As the New York Times tells it, supply chains are changing (New Hubs Arise to Serve ‘Just in Case’ Distribution, Feb 12).
Major storms like Hurricane Sandy and other unexpected events have prompted some companies to modify the popular just-in-time style of doing business, in which only small amounts of inventory are kept on hand, to fashion what is known as just-in-case management. …
Just-in-case is a response to the vulnerability of just-in-time supply chains, said Rene Circ, CoStar’s director of industrial research. Since the 1990s, just-in-time has made sense for many companies looking to reduce the cost of keeping large inventories on hand. Technology enabled retailers and manufacturers to closely track and ship items to replace merchandise sold or components consumed in production.
This model also reduced transportation costs, because goods would be shipped only as necessary. By combining the just-in-case with just-in-time strategy, Mr. Circ said, companies are trying to strike a balance between “carrying the minimum inventory possible, yet never running out of things, because inventory equals cost.”

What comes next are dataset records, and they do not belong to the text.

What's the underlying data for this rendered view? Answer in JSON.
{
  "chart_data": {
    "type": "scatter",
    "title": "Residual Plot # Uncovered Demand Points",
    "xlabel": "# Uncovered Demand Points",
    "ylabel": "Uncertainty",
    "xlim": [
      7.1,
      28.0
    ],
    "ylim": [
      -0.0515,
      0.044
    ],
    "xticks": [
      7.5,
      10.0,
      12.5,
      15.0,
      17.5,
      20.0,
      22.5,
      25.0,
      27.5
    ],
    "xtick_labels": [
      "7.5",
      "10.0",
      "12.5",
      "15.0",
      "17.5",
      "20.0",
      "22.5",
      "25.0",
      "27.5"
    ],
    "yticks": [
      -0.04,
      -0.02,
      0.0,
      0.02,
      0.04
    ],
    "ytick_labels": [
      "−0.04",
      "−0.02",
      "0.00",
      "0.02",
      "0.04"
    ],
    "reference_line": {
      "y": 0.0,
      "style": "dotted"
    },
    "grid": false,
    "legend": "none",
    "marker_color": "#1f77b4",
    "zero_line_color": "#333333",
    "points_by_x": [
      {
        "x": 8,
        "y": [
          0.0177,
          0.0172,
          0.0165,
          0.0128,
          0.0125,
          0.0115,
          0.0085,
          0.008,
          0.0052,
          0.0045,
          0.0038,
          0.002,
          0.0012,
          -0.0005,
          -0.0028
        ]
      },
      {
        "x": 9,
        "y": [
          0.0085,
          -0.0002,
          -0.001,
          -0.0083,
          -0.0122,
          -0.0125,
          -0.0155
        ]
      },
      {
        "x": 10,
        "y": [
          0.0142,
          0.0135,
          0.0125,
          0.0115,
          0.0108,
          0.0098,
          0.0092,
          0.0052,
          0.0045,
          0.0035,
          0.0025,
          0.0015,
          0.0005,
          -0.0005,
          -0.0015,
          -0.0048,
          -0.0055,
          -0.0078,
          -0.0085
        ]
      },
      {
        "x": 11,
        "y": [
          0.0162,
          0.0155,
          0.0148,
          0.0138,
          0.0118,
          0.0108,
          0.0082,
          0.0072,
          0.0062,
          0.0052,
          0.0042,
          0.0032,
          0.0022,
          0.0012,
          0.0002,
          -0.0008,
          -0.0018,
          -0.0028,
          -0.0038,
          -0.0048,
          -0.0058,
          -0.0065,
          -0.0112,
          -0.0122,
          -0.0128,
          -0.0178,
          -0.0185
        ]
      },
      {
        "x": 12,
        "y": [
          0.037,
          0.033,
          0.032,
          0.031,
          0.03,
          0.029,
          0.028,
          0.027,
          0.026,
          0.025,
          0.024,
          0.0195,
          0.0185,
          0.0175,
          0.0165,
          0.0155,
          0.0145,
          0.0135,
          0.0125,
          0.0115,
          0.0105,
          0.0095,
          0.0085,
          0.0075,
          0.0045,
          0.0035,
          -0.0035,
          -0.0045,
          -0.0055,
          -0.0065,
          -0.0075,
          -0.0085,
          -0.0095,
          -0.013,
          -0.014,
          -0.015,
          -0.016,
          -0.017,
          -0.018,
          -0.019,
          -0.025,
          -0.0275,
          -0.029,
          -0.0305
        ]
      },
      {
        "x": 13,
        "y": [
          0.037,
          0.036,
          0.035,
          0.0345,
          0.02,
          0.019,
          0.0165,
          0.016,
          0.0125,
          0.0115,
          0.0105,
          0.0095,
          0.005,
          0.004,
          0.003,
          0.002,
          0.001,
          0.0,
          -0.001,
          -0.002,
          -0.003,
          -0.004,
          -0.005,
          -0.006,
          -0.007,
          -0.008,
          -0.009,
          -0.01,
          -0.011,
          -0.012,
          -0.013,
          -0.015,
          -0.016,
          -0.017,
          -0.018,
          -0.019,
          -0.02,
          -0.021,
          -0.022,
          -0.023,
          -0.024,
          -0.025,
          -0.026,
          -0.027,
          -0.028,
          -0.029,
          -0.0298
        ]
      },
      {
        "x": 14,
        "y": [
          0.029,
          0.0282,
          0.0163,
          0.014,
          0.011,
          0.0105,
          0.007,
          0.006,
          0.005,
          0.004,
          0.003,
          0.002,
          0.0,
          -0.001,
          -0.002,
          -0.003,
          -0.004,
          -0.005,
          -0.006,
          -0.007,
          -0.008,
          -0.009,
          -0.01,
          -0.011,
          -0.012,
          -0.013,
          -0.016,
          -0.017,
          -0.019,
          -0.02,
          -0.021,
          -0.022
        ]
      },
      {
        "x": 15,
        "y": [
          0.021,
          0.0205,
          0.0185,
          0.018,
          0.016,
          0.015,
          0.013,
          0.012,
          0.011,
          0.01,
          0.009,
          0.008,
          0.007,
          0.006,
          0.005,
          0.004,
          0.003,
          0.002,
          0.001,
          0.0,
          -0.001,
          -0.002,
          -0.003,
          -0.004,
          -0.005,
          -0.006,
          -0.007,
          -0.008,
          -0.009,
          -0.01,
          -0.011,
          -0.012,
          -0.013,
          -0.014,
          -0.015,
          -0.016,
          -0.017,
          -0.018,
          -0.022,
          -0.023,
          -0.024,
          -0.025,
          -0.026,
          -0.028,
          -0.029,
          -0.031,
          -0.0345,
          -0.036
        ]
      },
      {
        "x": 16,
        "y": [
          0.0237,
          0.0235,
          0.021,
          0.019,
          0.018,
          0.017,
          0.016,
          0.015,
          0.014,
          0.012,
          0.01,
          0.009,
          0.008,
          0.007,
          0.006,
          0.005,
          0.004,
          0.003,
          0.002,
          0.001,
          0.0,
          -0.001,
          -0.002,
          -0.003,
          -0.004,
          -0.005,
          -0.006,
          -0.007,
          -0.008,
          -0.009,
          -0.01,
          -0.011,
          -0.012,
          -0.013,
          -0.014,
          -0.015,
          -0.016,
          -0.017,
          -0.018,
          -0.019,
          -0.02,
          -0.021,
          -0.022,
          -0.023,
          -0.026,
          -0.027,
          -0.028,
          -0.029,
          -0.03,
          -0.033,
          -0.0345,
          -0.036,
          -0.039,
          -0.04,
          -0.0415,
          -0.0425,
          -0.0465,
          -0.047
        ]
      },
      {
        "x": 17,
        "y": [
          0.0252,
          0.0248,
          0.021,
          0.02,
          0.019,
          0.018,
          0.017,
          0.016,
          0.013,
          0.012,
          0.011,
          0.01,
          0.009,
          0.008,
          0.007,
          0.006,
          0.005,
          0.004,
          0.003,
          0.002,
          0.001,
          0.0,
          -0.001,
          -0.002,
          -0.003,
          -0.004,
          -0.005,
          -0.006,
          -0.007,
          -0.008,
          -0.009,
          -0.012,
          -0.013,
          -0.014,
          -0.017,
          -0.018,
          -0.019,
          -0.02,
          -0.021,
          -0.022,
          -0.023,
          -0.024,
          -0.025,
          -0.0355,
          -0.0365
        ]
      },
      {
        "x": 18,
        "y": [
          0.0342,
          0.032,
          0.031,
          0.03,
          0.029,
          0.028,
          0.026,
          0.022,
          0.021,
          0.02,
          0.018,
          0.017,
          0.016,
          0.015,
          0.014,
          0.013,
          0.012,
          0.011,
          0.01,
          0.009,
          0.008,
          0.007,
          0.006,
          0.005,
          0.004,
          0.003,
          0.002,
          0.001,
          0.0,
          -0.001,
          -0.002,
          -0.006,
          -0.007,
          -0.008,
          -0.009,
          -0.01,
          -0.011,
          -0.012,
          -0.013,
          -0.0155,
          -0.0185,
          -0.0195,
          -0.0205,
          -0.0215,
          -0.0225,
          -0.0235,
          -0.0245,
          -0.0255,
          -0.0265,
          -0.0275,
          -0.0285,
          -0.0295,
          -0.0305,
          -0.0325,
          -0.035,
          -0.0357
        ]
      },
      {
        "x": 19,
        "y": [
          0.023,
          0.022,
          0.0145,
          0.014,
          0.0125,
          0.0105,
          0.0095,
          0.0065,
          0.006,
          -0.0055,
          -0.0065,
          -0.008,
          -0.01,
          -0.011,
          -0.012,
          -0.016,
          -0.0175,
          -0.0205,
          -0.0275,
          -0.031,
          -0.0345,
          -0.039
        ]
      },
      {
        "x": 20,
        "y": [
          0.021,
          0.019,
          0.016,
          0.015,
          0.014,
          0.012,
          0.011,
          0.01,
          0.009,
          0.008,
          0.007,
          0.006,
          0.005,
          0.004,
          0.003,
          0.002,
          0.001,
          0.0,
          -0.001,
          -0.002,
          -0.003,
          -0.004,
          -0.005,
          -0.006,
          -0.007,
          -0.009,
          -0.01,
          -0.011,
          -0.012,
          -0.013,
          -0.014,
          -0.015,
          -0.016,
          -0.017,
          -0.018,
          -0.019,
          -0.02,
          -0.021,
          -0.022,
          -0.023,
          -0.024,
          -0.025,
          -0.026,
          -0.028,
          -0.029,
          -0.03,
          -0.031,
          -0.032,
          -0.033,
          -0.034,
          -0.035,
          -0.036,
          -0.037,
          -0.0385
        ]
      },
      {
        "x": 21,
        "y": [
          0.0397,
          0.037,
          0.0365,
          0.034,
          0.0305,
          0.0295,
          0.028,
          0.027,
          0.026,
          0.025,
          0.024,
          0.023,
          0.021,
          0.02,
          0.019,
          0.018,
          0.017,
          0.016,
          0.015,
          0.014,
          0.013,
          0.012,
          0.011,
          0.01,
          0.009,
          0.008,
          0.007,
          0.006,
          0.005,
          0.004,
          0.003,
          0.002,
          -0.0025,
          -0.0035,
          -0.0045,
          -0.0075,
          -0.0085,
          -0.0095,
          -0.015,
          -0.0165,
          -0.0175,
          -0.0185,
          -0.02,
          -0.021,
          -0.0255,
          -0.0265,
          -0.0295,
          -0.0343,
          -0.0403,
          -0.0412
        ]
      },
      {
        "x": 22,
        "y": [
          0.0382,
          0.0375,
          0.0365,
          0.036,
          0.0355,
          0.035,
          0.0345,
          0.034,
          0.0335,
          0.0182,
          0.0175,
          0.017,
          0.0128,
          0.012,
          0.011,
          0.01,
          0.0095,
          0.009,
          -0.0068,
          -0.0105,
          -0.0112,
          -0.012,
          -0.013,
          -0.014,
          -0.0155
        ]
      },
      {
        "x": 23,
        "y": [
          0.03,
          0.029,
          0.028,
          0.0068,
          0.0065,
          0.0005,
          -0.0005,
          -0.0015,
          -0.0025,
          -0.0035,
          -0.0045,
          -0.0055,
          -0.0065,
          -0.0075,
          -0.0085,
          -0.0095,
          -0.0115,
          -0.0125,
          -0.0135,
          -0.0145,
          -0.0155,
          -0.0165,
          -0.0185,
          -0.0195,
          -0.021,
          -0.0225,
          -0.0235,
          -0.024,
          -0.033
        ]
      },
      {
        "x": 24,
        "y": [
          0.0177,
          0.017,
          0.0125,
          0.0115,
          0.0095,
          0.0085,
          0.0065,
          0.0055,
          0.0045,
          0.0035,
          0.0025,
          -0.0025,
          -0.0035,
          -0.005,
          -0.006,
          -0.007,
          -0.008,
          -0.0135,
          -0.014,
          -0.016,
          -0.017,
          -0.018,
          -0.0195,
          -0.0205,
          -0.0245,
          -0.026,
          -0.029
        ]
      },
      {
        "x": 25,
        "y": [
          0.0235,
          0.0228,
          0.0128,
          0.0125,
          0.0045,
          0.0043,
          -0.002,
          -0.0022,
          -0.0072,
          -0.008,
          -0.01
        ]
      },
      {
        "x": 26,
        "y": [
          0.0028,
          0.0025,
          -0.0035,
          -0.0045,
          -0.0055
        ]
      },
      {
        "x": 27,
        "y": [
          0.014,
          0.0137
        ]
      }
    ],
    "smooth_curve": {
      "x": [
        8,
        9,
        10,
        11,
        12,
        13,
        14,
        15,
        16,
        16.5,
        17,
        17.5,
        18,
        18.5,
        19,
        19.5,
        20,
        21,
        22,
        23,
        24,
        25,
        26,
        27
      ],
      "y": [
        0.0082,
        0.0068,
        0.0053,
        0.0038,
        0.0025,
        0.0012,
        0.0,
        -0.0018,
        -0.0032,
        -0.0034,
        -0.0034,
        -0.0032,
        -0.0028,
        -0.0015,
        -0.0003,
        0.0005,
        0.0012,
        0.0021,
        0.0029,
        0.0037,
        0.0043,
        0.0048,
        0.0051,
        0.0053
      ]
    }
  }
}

I’ve been trying to think what I should say about this article for several weeks. I have felt conflicted because, on the one hand, it hits on some interesting points. On the other hand, it also leads with one of my pet peeves of business reporting. Specifically, it links any change in inventory management to some failure of just-in-time management. However, I am not convinced that is actually a good description of what is going on here.